Tuesday, September 06, 2016

A Short Presentation

Code School

A student I met in Afghanistan (I was in Portland, we were working together over the Internet), showed up in a "bizmo" of sorts -- if you think para-gliding has a business angle (to me it does) -- and chauffeured me to the code school.  "Bizmo" means "business mobile" in contrast to the "RV" or "recreational vehicle". Will's bizmo is right hand drive, a Mitsubishi built for Japan's roads.

I was the guest host this Labor Day, as the enterprise was otherwise closed and paid staff were catching up on gardening and such. I'd signed up to talk about my tiny Flask application, and to introduce the idea of Lightning Talks, which go for no more than five minutes.  My talk was not billed as a lightning talk, however we're encouraging more presentations at Flying Circus and foresee when that might be the best choice of format.  Geeks need opportunities to practice the skill of presenting in five or less minutes.

I probably talked for closer to ten minutes, presenting to an audience where many had deep experience with Angular, React (frameworks), JavaScript, Java and Python (languages).  Ben is writing embedded C these days.

My talk inspired a next geek to jump up and share his Anagram Finder, a Flask app deployed in Heroku, likewise open source.  In looking over his routing module, I could see right away where I might want to make some changes to mine.  On the other hand, I'm aiming to stay pretty close to "just out of the box" i.e. Flask with few frills.  I'm glad my talk led to a follow-on talk.

As I was getting things set up, plugging in the HDTV etc., I got a call from David Feinstein, whom I've been thinking about lately, and a film festival invite from a Palestinian-American I know. The ride from Will had also been unexpected (my original plan was to use the bus, holiday schedule).  In other words, events conspired.  I almost succeeded in roping Patrick into the event (he and another consultant were hoofing it to the zoo for exercise).

Speaking of exercise, it's the morning after, wet but not at the moment raining.  Mt.
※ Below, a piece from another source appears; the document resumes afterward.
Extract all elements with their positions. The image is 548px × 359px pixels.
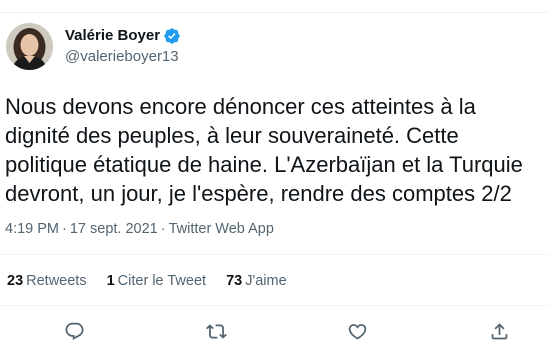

Tabor beckons.

I'll just mention what my Flask application actually does:  it simply connects an API of URLs to GET and POST request handlers, against three databases:  a Periodic Table, a Glossary of Geek Terms, and a Shapes listing (polyhedrons). These are simple SQLlite tables, not even relational in the current version, though the Shapes table has gone deeper, down to specific vertex coordinates, in related projects. /glossary/AJAX pulls up a definition in HTML (not that I'm using any AJAX) whereas /api/glossary?term=AJAX would pull up the same fill-in-the-template info in pure JSON.

When you look at the raw JSON info behind the more cosmetically enhanced view (the HTML), you'll see two additional fields I don't share through the template:  some initials and a large (multi-digit) decimal integer.  This models keeping track of whom and when a record was created.  The integer is actually the number of seconds since the start of the "unix epoch" on January 1, 1970.